Saturday, November 06, 2004
(11:12 AM) | Anonymous:
A De Facto Guest Post
But as participation by any bloggers other than Adam, Robb, and Anthony is spotty at best, I suppose I shouldn't feel too bad about my inability to post regularly.Adam's commented on this several times, more eloquently than i'm going to, but really, can't we just put to bed the idea that there's not all that much difference between the Republican and Democratic parties? On social issues I don't think anyone would argue there's any comparison, Kerry's goofy having-it-both-ways position on gay marriage notwithstanding. As for the war in Iraq, does anyone really think we'd be there right now if -any- Democrat were in office? That so many congressional Democrats voted to give the president the authority to wage war is a black mark on the party, certainly, but arguing about why the Democrats failed to put up more opposition and painting them with the same militarist brush as the Republicans seem like two different things.
That leaves economic issues, which are more problematic. That the Republicans' loony economic ideas have become part of the conventional wisdom in the last 20 years is a disaster for the country, and the world. That the Democrats have failed to mount much intellectual opposition to the ideas of a party that often seems to long for the halcyon days leading up to the Great Depression is tragic. Tax cuts are the -only- way to grow an economy? What? Democrats are the ones responsible for huge deficits? (Who are these deficit-loving Democratic presidents? When were they in office?)
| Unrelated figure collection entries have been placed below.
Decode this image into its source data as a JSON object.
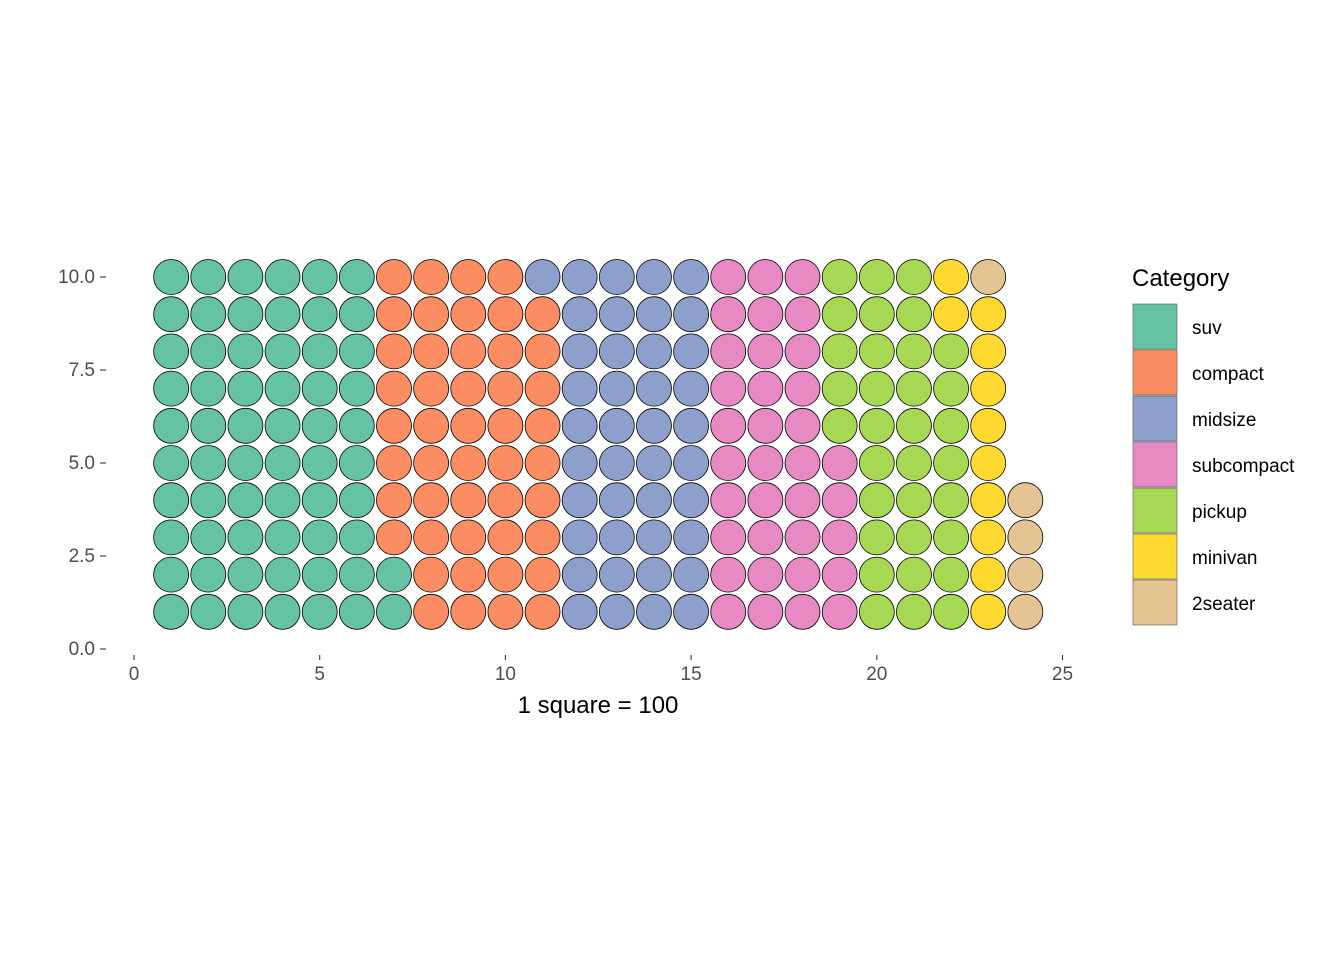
{
  "chart_data": {
    "type": "waffle",
    "xlabel": "1 square = 100",
    "xlim": [
      0,
      25
    ],
    "ylim": [
      0,
      10
    ],
    "x_ticks": [
      "0",
      "5",
      "10",
      "15",
      "20",
      "25"
    ],
    "y_ticks": [
      "0.0",
      "2.5",
      "5.0",
      "7.5",
      "10.0"
    ],
    "unit_value": 100,
    "legend": {
      "title": "Category",
      "placement": "right"
    },
    "series": [
      {
        "name": "suv",
        "count": 62,
        "color": "#66C2A5"
      },
      {
        "name": "compact",
        "count": 47,
        "color": "#FC8D62"
      },
      {
        "name": "midsize",
        "count": 41,
        "color": "#8DA0CB"
      },
      {
        "name": "subcompact",
        "count": 35,
        "color": "#E78AC3"
      },
      {
        "name": "pickup",
        "count": 33,
        "color": "#A6D854"
      },
      {
        "name": "minivan",
        "count": 11,
        "color": "#FFD92F"
      },
      {
        "name": "2seater",
        "count": 5,
        "color": "#E5C494"
      }
    ]
  }
}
But anger at the Democrats seems to run deeper than this, more for their inability to put forth a radically progresseive reworking of our economy. I'm all for that, but the only time there's been any sort of consensus for such measures was following the Great Depression, an economic cataclysm which no one in our generation can even imagine, and then World War II, which left most of the industrialized world in ruins. For me, at least, all the impetus for things like broadly progressive tax codes, a generous welfare state, universal healthcare, and the like, stem from these two events. Even European social welfare states seem to owe far more to the devastation from the Depression and World War II than from any deep-seated historical antecedents (how could they? Germany and Italy, to name two, didn't even exist in their present forms until the 19th century.)
All of this adds up to some pretty mushy conclusions: Democrats are -not- Republicans, and while there's infinitely more the Democrats could be doing, I wonder if there's not still a ceiling to what they can achieve. Mostly, I just find some of the conclusions we seem to be drawing on this blog pretty unsatisfying--"Fuck this, both parties are worthless"; "When the revolution comes in 50 years, it's going to be pretty sweet"; and maybe worst of all, "Things could be worse/both parties are the same, that's ok".
so now everyone can be irritated with me.